Let
$$x^2y''+xy'+\lambda y=0,\,\,\,\,\,y(1)=0,\,\,y(b)=0\tag1$$
Using the fact this equation is equidimensional. Calculate all associated eigenvalues.
Is $\lambda=0$ an eigenvalue?
Prove there exist infinite eigenvalues with one minimum, but there doesn't exist a maximum eigenvalue.
My attempt:
Note the equation $(1)$ is a Cauchy-Euler equation.
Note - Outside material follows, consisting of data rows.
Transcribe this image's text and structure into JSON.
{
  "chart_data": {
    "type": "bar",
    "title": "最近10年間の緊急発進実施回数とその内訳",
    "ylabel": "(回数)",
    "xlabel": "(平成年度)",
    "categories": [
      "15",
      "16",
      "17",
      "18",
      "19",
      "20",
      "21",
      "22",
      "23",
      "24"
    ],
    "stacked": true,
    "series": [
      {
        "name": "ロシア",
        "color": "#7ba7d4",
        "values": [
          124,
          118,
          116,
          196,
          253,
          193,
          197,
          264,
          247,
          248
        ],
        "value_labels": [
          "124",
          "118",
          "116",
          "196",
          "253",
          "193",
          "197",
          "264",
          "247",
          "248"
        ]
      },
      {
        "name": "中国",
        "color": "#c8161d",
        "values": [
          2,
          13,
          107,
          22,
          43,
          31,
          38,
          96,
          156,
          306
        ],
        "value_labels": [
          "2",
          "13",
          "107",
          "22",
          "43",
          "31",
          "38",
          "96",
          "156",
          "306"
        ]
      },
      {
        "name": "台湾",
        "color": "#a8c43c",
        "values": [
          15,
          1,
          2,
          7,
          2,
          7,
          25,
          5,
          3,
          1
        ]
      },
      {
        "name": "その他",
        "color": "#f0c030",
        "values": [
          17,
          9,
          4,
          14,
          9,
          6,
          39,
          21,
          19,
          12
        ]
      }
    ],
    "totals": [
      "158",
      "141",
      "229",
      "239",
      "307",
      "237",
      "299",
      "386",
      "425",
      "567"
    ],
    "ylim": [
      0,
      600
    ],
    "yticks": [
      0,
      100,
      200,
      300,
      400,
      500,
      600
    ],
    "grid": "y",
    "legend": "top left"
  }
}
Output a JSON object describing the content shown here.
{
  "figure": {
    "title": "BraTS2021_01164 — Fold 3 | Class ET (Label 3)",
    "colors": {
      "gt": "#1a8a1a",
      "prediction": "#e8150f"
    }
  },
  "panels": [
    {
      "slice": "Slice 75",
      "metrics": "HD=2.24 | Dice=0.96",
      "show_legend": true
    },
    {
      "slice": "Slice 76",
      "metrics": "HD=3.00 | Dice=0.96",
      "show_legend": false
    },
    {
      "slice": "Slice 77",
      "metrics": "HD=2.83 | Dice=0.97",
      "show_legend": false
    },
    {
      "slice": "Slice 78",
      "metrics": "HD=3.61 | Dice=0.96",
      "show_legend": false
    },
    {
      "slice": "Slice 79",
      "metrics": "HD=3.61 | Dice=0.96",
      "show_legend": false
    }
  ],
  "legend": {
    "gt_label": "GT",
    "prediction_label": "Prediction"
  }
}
Suppose $y=x^r$ then $y'=r x^{r-1}$, $y''=r(r-1)x^{r-2}$.
Then
$$x^2r(r-1)x^{r-2}+xr x^{r-1}+r x^r=0\implies(r^2-r)x^r=0\iff r_1=0,\,\,\, r_2=-1$$
Then the solution for the ODE is: $$y(x)=C_1+C_2x^{-1}$$
Here I'm a little confused, to solve my problem. Can someone help me?
Considering
$$ \left(x^2\frac{d^2}{dt^2}+x\frac{d}{dt}+\lambda\right)y = 0 $$
after the substitution $y = x^r$ we get
$$ x^r\left(r(r-1)+r +\lambda\right)=0 $$
then
$$ r = \pm i \sqrt\lambda $$
then for $\lambda > 0$ we have
$$ y = C_1\sin(\sqrt\lambda \ln x) + C_2\cos(\sqrt\lambda \ln x) $$
and now from the boundary conditions
$$ y(1) = C_2 = 0\\ y(b) = C_1\sin(\sqrt\lambda \ln b) = 0 $$
then we conclude
$$ \sqrt\lambda\ln b = k \pi\Rightarrow \lambda_ k = \frac{\pi^2}{\ln^2 b}k^2 $$